Со времени своего студенчества я ощущал свою принадлежность и причастность к университету. На выдающихся наставников взирал с почтением, уважая их всех — даже тех, кого не принимал, — за один только их статус. Само здание, аудитории и залы, различные традиции — все это вызывало у меня священный трепет души.
Я еще не понимал ясно, что, собственно, придает всему этому такой ореол. Но само настроение, возникающее, когда ты работаешь в этом мире, общение с теми, кто олицетворяет этот авторитет, воспоминания о череде поколений, оставивших здесь свой след, — все это вместе создавало не только впечатление незыблемости устоев, но и ощущение величия задач, стоящих перед людьми духа, на которых должна держаться вся жизнь общества.
Затем начались разочарования. Большинство студентов никак не соответствовало идее университета. Сообщества буршей и корпорантов — в их нынешнем виде — означали для меня жизнь, лишенную духовности и личностного начала: пивные, дуэли на шпагах, затверженные до автоматизма стереотипы поведения; жизнь, которая, благодаря связям со «стариками», гарантировала в будущем процветание и карьеру, если только ты соответствовал усредненным нормам — был прилежен в работе, послушен и привержен национализму. Среди студентов — исключая немногих — я чувствовал себя чужаком. Но тем не менее пользовался их расположением, а порой они с удивлением и уважением относились к моему образу жизни, сутью которого была деловая заинтересованность. Ведь я без лишнего шума двигался своим путем, не навязывая его никому.

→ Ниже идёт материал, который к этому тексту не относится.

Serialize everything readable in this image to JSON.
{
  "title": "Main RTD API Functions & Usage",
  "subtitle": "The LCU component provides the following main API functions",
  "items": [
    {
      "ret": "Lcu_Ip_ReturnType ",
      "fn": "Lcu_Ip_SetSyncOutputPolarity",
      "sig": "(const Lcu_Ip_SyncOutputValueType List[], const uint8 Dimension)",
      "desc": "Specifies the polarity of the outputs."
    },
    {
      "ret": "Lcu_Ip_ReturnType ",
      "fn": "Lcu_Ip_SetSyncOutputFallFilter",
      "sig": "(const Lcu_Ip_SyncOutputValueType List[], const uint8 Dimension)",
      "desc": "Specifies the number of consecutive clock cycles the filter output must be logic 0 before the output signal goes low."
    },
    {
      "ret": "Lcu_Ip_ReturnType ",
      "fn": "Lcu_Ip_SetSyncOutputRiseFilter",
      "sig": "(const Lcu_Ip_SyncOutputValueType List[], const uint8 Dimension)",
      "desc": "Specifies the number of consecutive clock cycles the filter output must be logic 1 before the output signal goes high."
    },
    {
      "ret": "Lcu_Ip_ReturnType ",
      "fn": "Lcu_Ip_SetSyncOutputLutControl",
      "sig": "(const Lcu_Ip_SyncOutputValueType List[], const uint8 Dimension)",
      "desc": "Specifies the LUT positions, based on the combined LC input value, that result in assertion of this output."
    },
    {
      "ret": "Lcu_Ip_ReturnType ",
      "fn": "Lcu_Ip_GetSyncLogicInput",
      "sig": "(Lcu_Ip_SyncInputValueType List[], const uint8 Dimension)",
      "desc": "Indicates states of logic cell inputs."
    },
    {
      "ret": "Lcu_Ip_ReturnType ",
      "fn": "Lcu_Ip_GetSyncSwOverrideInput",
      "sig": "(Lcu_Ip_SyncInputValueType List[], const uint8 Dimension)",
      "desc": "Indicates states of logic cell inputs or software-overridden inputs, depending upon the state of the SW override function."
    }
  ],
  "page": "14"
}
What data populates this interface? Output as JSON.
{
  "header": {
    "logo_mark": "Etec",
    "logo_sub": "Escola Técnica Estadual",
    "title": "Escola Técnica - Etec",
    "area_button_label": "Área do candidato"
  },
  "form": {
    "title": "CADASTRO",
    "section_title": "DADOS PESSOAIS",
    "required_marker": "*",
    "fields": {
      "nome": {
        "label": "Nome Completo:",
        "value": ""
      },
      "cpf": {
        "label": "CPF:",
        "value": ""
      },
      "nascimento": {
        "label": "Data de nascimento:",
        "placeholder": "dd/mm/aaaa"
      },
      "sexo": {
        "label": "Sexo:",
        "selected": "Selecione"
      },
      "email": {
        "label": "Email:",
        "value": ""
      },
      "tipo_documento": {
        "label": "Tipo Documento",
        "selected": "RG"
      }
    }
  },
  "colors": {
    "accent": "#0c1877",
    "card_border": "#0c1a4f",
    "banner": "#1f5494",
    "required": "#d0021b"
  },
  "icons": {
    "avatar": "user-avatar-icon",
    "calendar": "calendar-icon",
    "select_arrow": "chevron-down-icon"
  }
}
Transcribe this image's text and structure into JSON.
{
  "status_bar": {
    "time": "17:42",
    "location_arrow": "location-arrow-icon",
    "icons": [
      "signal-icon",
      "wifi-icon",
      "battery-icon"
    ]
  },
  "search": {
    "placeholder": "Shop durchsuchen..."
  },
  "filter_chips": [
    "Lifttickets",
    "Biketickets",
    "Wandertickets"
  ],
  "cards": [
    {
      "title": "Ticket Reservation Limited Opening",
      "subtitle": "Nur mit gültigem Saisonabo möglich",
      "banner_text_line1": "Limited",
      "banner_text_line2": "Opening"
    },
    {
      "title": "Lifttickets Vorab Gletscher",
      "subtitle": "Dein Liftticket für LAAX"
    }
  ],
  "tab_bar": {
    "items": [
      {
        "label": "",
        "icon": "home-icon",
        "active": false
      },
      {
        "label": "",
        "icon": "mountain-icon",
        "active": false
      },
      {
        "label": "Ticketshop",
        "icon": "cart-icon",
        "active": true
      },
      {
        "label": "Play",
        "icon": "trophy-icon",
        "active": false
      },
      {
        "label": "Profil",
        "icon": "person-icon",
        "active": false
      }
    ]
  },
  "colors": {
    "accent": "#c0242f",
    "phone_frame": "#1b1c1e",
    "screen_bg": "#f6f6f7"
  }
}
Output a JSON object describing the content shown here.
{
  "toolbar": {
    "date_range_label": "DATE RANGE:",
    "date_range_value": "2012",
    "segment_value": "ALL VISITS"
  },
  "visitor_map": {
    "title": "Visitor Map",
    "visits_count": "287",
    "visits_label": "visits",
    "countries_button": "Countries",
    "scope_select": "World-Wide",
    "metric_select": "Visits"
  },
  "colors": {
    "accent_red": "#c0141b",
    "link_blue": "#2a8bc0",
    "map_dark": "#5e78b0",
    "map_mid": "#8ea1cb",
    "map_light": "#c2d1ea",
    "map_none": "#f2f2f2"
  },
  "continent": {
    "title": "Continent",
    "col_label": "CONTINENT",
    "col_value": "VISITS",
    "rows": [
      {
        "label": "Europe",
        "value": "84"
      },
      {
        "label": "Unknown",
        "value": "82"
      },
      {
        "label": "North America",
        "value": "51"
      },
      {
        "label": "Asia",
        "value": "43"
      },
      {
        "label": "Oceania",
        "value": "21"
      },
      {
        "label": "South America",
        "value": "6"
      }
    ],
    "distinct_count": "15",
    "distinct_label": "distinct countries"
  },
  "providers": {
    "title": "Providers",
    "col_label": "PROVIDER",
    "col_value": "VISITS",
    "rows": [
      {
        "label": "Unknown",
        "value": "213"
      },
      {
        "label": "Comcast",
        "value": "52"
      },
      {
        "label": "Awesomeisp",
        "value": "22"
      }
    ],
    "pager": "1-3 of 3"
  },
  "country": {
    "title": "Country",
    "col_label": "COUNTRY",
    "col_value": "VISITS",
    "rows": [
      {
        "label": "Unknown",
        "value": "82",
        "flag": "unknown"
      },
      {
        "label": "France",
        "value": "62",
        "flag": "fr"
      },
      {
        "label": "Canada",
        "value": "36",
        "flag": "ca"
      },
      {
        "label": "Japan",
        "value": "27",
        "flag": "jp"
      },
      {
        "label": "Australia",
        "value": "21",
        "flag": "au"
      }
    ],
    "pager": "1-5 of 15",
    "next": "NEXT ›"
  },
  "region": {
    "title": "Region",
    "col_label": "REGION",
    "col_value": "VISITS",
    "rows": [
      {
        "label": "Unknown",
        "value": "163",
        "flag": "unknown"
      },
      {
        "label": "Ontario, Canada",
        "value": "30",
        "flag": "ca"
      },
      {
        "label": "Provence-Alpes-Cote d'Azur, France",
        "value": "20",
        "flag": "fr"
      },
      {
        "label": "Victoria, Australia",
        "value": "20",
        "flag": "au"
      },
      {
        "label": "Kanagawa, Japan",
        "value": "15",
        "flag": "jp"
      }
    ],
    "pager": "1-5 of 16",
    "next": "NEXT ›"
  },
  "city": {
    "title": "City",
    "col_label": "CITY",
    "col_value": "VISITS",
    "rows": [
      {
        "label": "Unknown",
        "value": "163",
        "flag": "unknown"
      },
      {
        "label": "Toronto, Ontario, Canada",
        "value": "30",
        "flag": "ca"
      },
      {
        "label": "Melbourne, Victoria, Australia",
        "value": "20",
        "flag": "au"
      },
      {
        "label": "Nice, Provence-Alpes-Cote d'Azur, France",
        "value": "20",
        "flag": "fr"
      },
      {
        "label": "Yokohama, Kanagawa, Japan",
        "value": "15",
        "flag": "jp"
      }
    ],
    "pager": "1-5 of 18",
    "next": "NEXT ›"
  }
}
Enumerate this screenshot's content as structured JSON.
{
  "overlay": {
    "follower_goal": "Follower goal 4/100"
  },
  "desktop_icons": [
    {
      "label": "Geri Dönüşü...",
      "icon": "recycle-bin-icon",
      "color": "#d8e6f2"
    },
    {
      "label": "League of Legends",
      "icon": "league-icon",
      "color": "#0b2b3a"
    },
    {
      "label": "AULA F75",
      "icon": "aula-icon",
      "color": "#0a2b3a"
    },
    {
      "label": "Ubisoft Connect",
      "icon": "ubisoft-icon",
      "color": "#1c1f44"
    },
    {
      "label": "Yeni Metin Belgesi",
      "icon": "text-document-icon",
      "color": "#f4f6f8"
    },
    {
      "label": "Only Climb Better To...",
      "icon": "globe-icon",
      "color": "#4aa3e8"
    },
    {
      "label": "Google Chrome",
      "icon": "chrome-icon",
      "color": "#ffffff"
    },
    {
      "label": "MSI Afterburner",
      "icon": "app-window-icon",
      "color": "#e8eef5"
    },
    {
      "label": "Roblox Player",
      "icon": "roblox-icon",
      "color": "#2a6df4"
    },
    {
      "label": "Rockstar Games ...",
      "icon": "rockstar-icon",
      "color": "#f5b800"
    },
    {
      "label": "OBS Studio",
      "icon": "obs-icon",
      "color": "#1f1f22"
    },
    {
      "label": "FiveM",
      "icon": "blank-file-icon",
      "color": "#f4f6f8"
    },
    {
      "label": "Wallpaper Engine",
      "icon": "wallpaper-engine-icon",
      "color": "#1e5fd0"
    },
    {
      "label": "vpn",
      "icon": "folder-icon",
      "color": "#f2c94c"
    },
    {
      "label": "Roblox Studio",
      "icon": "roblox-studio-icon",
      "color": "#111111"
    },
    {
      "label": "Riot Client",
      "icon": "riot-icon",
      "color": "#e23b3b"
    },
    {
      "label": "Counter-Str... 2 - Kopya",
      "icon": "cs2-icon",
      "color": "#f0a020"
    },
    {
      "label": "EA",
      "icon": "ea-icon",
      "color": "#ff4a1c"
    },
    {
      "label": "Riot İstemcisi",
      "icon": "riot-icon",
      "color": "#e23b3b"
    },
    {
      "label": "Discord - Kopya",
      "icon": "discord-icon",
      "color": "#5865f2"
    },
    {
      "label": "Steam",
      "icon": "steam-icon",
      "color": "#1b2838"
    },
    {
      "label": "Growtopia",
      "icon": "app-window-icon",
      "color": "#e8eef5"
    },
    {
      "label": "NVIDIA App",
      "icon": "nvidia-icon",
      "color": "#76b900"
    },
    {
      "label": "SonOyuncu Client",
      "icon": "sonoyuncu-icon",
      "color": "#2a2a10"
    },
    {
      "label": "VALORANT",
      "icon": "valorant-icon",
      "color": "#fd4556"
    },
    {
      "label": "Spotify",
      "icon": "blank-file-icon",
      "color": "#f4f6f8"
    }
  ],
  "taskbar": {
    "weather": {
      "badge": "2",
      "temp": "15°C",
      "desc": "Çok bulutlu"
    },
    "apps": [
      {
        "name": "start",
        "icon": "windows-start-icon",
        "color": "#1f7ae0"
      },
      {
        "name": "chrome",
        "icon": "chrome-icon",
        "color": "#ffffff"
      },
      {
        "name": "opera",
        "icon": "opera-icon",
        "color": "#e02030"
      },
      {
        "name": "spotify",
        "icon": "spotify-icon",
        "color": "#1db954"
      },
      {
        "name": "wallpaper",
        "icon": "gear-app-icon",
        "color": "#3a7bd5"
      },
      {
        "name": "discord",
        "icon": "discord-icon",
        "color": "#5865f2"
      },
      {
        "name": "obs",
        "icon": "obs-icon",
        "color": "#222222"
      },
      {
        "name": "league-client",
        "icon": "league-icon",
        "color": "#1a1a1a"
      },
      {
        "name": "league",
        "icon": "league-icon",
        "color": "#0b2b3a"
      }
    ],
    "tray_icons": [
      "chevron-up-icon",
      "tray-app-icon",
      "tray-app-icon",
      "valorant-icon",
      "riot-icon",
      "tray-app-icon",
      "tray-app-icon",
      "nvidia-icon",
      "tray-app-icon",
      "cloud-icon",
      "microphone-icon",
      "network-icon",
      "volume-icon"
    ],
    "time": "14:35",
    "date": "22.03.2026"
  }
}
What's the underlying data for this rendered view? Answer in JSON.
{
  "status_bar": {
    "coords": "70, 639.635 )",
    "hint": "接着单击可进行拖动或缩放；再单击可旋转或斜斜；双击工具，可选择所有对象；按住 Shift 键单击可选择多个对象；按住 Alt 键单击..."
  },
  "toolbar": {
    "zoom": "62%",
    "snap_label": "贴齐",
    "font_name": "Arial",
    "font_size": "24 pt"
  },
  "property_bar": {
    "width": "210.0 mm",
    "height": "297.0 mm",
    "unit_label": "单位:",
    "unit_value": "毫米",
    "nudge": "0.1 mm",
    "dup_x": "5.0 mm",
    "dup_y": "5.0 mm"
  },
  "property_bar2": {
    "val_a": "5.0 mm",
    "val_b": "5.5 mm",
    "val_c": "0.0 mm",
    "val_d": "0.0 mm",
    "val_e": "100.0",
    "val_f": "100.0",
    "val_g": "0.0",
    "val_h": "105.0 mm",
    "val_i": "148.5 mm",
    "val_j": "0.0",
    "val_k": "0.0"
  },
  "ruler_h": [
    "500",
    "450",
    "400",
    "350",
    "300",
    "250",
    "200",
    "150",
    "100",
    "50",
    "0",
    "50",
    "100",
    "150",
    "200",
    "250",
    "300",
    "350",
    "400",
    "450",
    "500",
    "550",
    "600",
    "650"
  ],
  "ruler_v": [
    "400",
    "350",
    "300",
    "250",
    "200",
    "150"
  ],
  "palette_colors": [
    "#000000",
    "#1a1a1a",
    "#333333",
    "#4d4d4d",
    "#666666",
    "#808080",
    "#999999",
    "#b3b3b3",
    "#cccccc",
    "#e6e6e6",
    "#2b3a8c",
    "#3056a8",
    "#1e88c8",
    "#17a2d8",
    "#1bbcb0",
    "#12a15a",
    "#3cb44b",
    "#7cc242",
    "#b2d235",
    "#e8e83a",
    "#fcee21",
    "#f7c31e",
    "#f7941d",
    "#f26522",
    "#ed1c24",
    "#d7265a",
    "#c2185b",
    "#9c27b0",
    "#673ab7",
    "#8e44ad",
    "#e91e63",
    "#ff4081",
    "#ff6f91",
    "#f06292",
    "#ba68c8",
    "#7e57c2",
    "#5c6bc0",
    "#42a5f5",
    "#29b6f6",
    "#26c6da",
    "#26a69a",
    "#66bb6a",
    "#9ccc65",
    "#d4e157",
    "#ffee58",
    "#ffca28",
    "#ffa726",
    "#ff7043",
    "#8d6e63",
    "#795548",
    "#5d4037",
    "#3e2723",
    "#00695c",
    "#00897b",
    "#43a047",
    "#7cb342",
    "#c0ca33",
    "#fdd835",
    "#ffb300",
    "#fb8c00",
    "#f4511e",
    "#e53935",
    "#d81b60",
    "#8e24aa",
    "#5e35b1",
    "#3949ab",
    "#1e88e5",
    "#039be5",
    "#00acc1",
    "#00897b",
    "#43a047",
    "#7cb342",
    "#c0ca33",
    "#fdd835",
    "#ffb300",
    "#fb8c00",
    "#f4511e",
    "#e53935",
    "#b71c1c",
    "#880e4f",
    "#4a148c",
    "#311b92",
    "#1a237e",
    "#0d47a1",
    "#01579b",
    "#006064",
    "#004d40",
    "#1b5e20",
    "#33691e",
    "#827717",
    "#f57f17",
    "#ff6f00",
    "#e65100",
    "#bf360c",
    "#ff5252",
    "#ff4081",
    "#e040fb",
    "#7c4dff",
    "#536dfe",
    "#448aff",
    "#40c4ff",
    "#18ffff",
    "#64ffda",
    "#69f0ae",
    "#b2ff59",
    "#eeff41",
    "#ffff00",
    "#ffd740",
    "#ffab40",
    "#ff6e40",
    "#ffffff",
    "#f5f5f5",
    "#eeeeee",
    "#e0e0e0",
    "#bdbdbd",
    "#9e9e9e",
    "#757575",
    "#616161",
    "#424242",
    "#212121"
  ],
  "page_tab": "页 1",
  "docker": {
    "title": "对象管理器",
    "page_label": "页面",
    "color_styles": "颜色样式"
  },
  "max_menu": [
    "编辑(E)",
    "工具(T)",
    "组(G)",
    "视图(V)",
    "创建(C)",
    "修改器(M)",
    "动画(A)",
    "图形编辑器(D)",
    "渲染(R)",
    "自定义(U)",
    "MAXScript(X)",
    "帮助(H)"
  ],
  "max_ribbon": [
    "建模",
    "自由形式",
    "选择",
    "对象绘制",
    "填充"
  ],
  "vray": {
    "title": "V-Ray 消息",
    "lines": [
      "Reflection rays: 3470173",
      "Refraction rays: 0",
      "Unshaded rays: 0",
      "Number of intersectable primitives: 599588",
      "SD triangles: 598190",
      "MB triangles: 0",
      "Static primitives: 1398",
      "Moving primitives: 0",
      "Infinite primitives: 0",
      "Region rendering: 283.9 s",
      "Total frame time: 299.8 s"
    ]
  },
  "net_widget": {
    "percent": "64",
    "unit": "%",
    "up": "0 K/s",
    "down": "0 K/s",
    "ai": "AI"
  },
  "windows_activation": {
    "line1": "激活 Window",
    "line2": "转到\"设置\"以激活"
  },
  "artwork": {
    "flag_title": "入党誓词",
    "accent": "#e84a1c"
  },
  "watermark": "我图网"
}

Однако проблемы студенческих союзов и объединений волновали меня — ведь они задавали тон в университете и пользовались наивысшим уважением. Это, в сущности, был вопрос свободы студенческой жизни и учебы. Она требовала независимости в выборе стези. Мне казалось, что этому-то и угрожало принудительное объединение в корпорации, заставлявшее тратить время и силы на никчемные затеи; самосознание же становилось чем-то производным от принадлежности к корпорации, о которой свидетельствовала пестрая ленточка. Вместо того, чтобы жить, руководствуясь смелыми решениями собственного ума и чувствуя собственную ответственность за выбор пути, было принято передавать право определения жизненных целей избранному обществу, пассивно следуя тому представлению о счастье молодежи, которое имели «старики». Вместо того, чтобы думать самостоятельно, предпочитали держаться общепринятых взглядов, причем цеплялись за них тем сильнее, чем большую внутреннюю неуверенность испытывали сами. То, что такие студенты не имели никаких связей с духовными течениями современности, подтверждало, на мой взгляд, что они вовсе не были настоящими студентами. Наблюдения моей юности и более поздний опыт научили меня видеть в этих корпорациях злой рок немецких университетов. В них совершенно ничего не осталось от того духа, который некогда, после освободительных войн, привел к основанию корпорации буршей. В них уже не происходило подлинного воспитания, а просто осуществлялось воспроизводство определенного типа людей, и сам этот тип был мне ненавистен.